BAHAR KIMYONGÜR PIÉGÉ, NOS LIBERTÉS EN DANGER.

Bahar Kimyongür, ressortissant belge, ne peut assister à son procès en appel qui se déroule actuellement à Gand. Il a été arrêté par la police hollandaise la nuit du 27 au 28 avril 2006, alors qu'il se rendait à un concert de musique turque. La justice belge ne le réclame pas et a déclaré qu'il n'est pas nécessaire qu'il assiste à son procès.
Les conditions de son arrestation sont particulièrement inquiétantes. La police néerlandaise affirme que  son interception s'est faite lors d'un banal contrôle de circulation pour excès de vitesse . Cependant, l'arrestation a été effectuée par des policiers en civil, voyageant dans deux voitures banalisées et le véhicule de Bahar était, selon des témoins, suivi depuis un moment avant son immobilisation.
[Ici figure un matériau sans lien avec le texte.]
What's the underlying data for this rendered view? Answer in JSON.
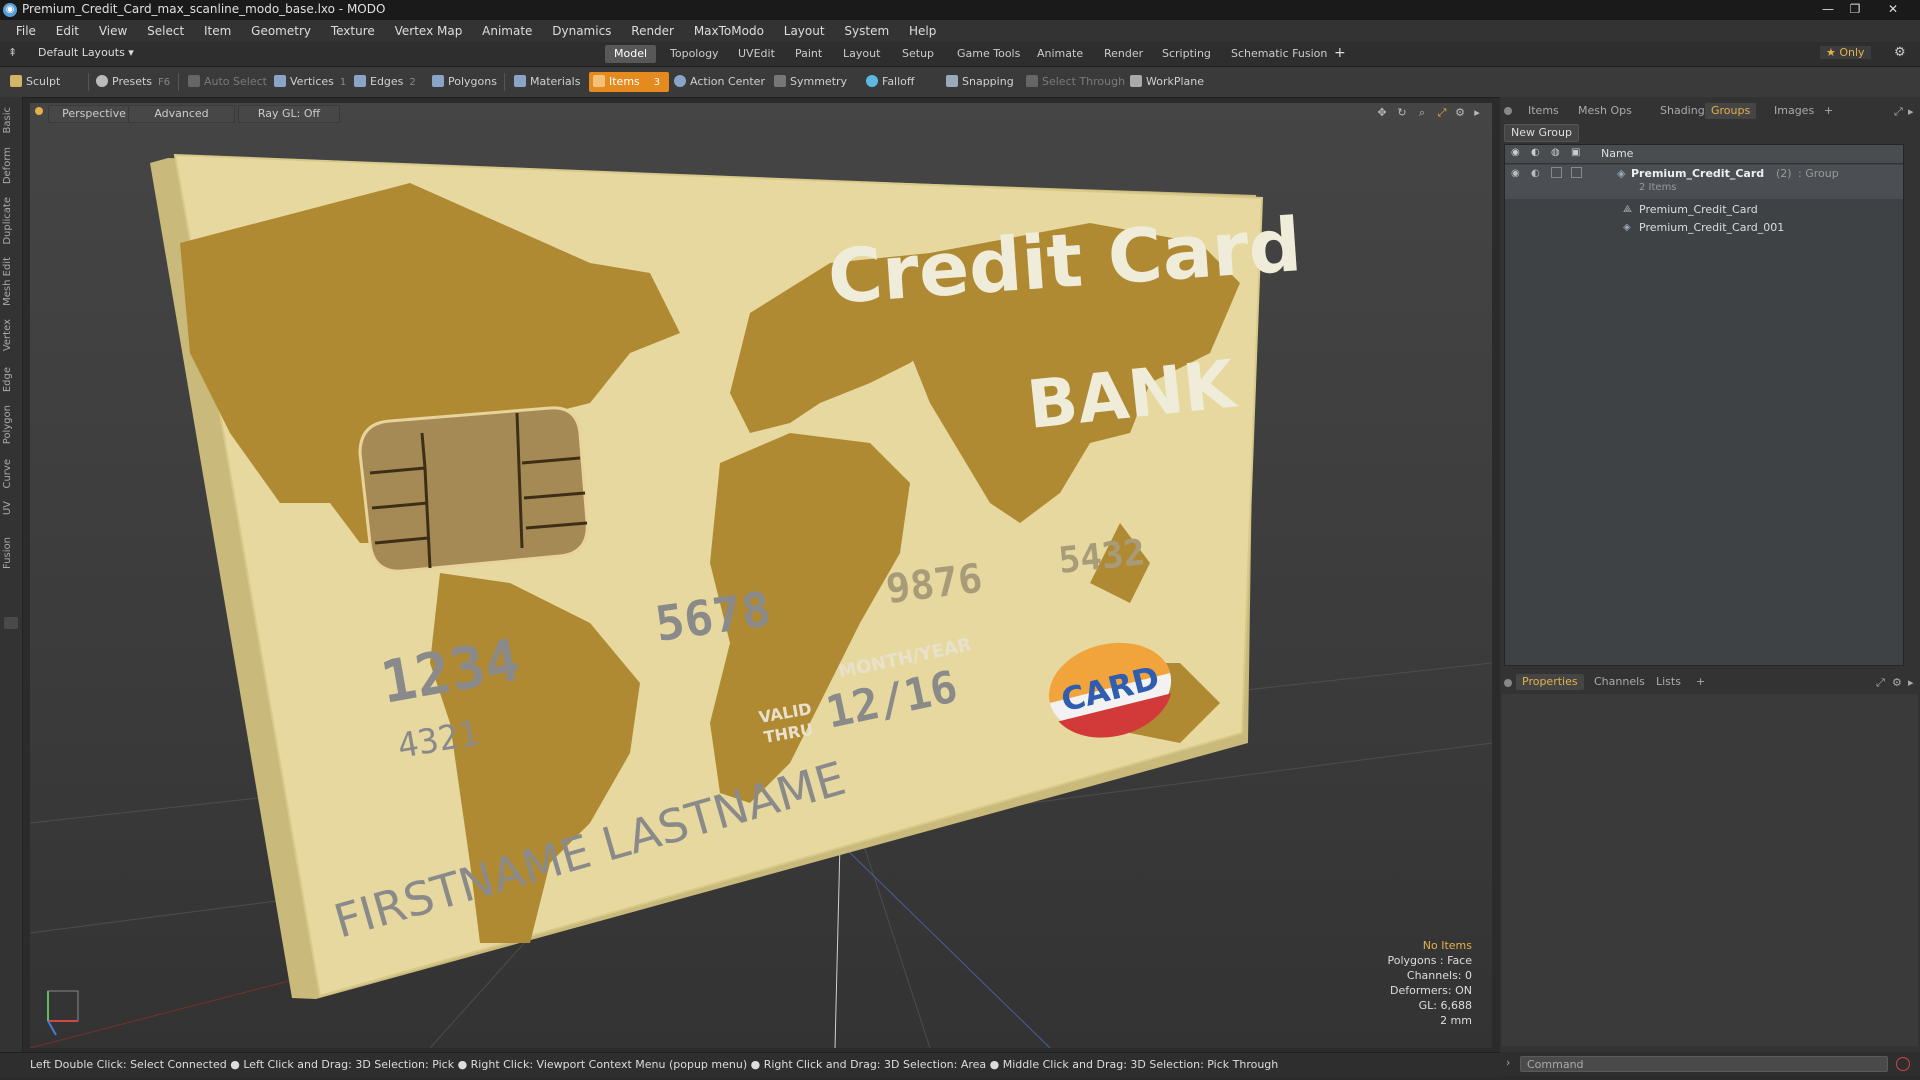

En contradiction avec le motif déclaré de l'immobilisation du véhicule, le conducteur de la voiture n'a reçu aucun procès. Ce fait, ainsi que l'existence d'une filature et d'une arrestation, de toute vraisemblance, programmées, ne peut que renforcer nos inquiétudes.
Il reste incarcéré aux Pays-Bas. Un mandat d’arrêt international, lancé à son encontre par l’Etat turc, lui a été signifié, au motif qu' il serait membre d’une organisation terroriste. Il est menacé d’extradition vers ce pays. Ce que lui reproche la Turquie est d'être membre du DHKPC et d’avoir interpellé un ministre turc au Parlement européen en 2000 afin de dénoncer les tortures subies par les prisonniers politiques.
Notre pays porte une lourde responsabilité dans cette affaire. Le 28 février dernier, en première instance, un tribunal brugeois a condamné M. Kimyongür à quatre ans de prison ferme comme membre d’une organisation terroriste - en réalité, il avait traduit, diffusé et commenté un communiqué du DHKC, organisation d’opposition au régime turc -, et pour être membre du bureau d’information bruxellois de ce mouvement. Bahar a directement interjeté appel de ce jugement politique, mais il ne peut assister à son procès, pour s’y défendre, car il est maintenant prisonnier aux Pays-Bas et la justice belge a décidé de ne pas demander son extradition. Ce qui laisse ouverte la possibilité de sa remise à la Turquie par les Pays-Bas. (La Belgique ne pouvant, quant à elle, répondre positivement à la demande turque, puisqu'elle ne peut extrader ses ressortissants.) Le gouvernement belge, dont l’obligation devrait être d’exiger du gouvernement hollandais le rapatriement de son ressortissant, a adopté jusqu' à présent la même attitude.
Dans cette affaire, un ensemble concordant d'éléments nous font penser à la mise en place programmée d'un piège. La condamnation de Bahar Kimyongür, en première instance, a donné le feu vert à l’action de l’Etat turc. Ensuite, la Belgique, qui avait pourtant déjà connaissance du mandat d’arrêt international, n’a pas prévenu son ressortissant. On peut aussi se poser la question: pourquoi le tribunal de première instance, qui l'a condamné comme un dangereux terroriste, l’a laissé malgré cela, en liberté, et n'y a apposé aucune condition, comme celle, habituelle, d'interdiction de quitter le territoire? Dans cette histoire, comment ne pas conclure que rien ne soit laissé au hasard  et que, en toute vraisemblance, l’Etat belge aurait sciemment sacrifié un de ses ressortissants, qui risque ainsi son intégrité et sa vie, et ce pour satisfaire les exigences de l’Etat turc ?
Cette affaire est de toute première importance. Elle résume à elle seule la plupart des attaques contre nos libertés, que les gouvernements occidentaux ont initiées au nom de la lutte contre le terrorisme. Rappelons l'utilisation de l'incrimination d'appartenance à une organisation terroriste, qui permet de punir toute action ou déclaration politique d'opposition à un gouvernement ou à une organisation internationale. Cette incrimination crée un délit d'appartenance. Elles permet de poursuivre des personnes, qui n'ont commis aucun délit matériel, sur le simple fait qu'elles sont membres ou liées aux organisations désignées comme terroristes. Cette notion est très vagues, son utilisation est largement déterminée par l'interprétation qui en est faite. La jurisprudence va donc jouer un rôle essentiel. Il s'agit là d'un des premiers enjeux de ce procès, établir par ce jugement, une jurisprudence qui permette une utilisation directement politique de ces lois.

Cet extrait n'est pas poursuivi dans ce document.